Certo, però c’è poca gente che lavora la terra. Bisogna aiutare di più i contadini perché possano fare in modo dignitoso il proprio lavoro e possano farci stare bene.

Dove compra, di preferenza, i prodotti che usa per cucinare?

Ho il mio ortolano di fiducia dal quale vado a prendere la frutta e la verdura. E devo dire che la mia dieta è composta per i due terzi di verdura pasta e riso.

C’è uno stile di fondo che caratterizza la sua cucina?

La mia è una cucina del levare. Partendo dalla tradizione tolgo i grassi superflui che andrebbero ad appesantire rimpiazzandoli con erbe, spezie, condimenti molto delicati. In modo tale che rimanga il gusto senza la pesantezza. La semplicità è la base di tutto quello che faccio.

Qual è l’ingrediente più importante della sua cucina?

La convivialità. Durante il pasto bisogna potersi guardare negli occhi. Non a caso ho disegnato io stesso dei bicchieri più bassi per sostituire i classici calici altissimi e sottili, che… se ne spaccano un sacco e coprono la visuale. Sono per la convivialità all’italiana, che è la base perché a tavola si stia bene.

L’Expo 2015ha come tema “Nutrire il pianeta, energia per la vita”. Milano e l’Italia hanno qualcosa da dire al riguardo?

Abbiamo tante cose da dire in Italia per quanto riguarda i prodotti, la materia prima, la tradizione e il territorio. Ed è importante che si sottoponga all’attenzione del pubblico questo argomento.

Ha aderito alla campagna “Sulla fame non si specula” e spesso ha detto spesso che le piace mettersi in gioco come persona al di fuori della sua cucina, anche in attività non profit..

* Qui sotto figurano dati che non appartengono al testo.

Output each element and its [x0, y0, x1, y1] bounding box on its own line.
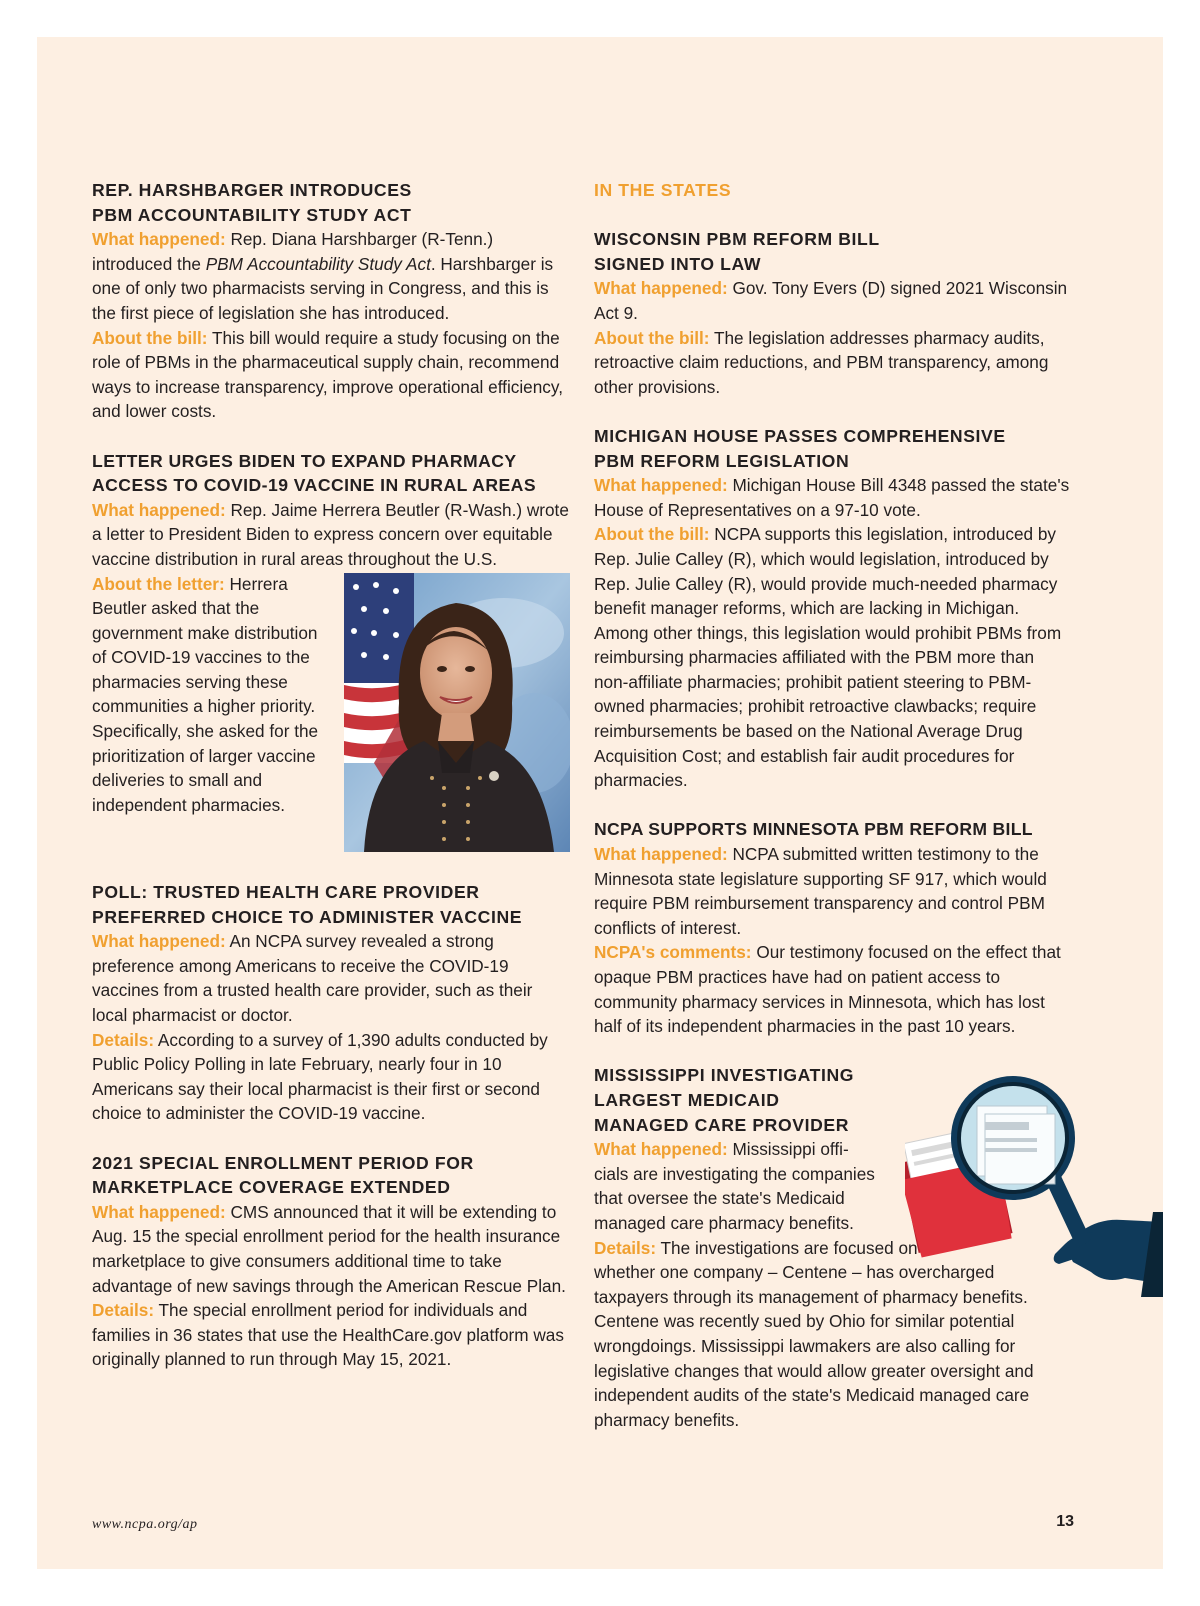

Non mi piace parlarne molto. Cerco di rendermi utile per quel poco che posso fare. Potrei dire di questa attività che faccio con don Gino Rigoldi. Una volta l’anno vado nella sua comunità a sensibilizzare giovani che hanno più bisogno di me su cos’è una buona dieta o un buon pranzo. Mi piace l’idea che ragazzi che magari hanno bisogno di qualche consiglio in più possano apprezzare il mio lavoro. Ma la sensibilizzazione la faccio ogni giorno con il mio lavoro, cucinando del buon cibo.

Quindi il messaggio della sua personale campagna è…

Informarsi, evitare lo scarto e lo spreco. Mangiare meno e con pochi grassi, stando attenti alla stagionalità dei prodotti.